Convenience stores are evolving to woo customers by offering new services such as study rooms, fitting rooms and food courts.

“Faced with tougher competition, convenience stores have come up with more customized, more convenient services. And such services are helping their bottom line,” Oh Kyung-suk, spokesman for the Korea Association of Convenience Stores (KACS), said Monday.

“As single-family homes are rapidly growing in Korea, they shop at convenience stores rather than traditional markets or large discount store chains which are largely preferred by four-member or bigger families. ”

The number of outlets run by the country’s five major convenience store chains reached 24,859 at the end of 2013 and it is on the rise following Shinsegae Group’s entrance into the convenience store market last year with the With me brand, KACS data showed. The five convenience store chains are BGF Retail’s CU, GS Group’s GS25, US’ 7-Eleven operated by Lotte Group in Korea and Japan’s MINISTOP and Hanwha Group’s C Space.

The big five are estimated to have totaled 26,100 stores and their combined sales reached 12 trillion won ($11 billion) in 2014, up from 11.7 trillion won a year earlier, according to KACS data

With an aim to change the landscape in the convenience store market, Shinsegae joined the five in July last year with an aim to open at least 1,000 outlets by the end of this year The retail conglomerate has opened 600 stores so far across the country, a company spokesman said.

“Unlike all other around-the-clock convenience stores, With me store contractors can flexibly operate working hours. We do not oblige them to open 24 hours. We believe flexible hours will lead to better services,” the spokesman said.

Up until now, CU has led others when it comes to new services which customers never expected from convenience stores. They include a study zone, a fitting zone, powder zone, locker service, delivery service and underground music performance, according to CU.

The CU store in the Duksung Women’s University provides space to have largely student customers study, change their clothes and makeup. A CU store in Itaewon offers a locker service where largely foreign customers deposit their belongings while they look around the neighborhood, the CU spokesman said.

“Sales at the stores which offer those new services increased by 20 percent to 30 percent a month,” the spokesman said.

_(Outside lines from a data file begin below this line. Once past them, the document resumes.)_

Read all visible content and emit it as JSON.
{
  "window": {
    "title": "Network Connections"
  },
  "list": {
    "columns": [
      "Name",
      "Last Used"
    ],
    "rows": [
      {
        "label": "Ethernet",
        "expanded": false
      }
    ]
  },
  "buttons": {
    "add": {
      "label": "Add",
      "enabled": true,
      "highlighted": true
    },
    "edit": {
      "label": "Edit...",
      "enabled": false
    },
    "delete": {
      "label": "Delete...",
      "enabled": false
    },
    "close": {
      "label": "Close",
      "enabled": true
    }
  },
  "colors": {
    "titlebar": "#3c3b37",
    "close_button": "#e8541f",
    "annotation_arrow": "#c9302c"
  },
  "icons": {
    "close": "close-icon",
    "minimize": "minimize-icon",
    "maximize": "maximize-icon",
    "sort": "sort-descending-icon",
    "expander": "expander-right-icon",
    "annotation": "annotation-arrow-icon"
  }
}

GS25 introduced a document printing services late last year at stores near universities in Seoul and Daejeon. 7-Eleven said it was putting bigger focus on fresh food as it expected growing demand for such “fast but fresh” foods from small families of one or two members.

Statistics Korea expected families of one or two will account for 33 percent of the total in 2030, jumping from 24 percent in 2010.

“If a country has a growing number of small families, convenience stores will be a major beneficiary. Bigger demand will generate more customized and versatile services,” said a spokesman for 7-Eleven.

Globally, the US and Japan had about 150,000 convenience stores and 50,000, respectively, last year Airline ticketing and hotel reservation services are available at some stores in Japan and Taiwan, Oh at KACS said.

The country’s first convenience store, a 7-Eleven, began operating in 1989.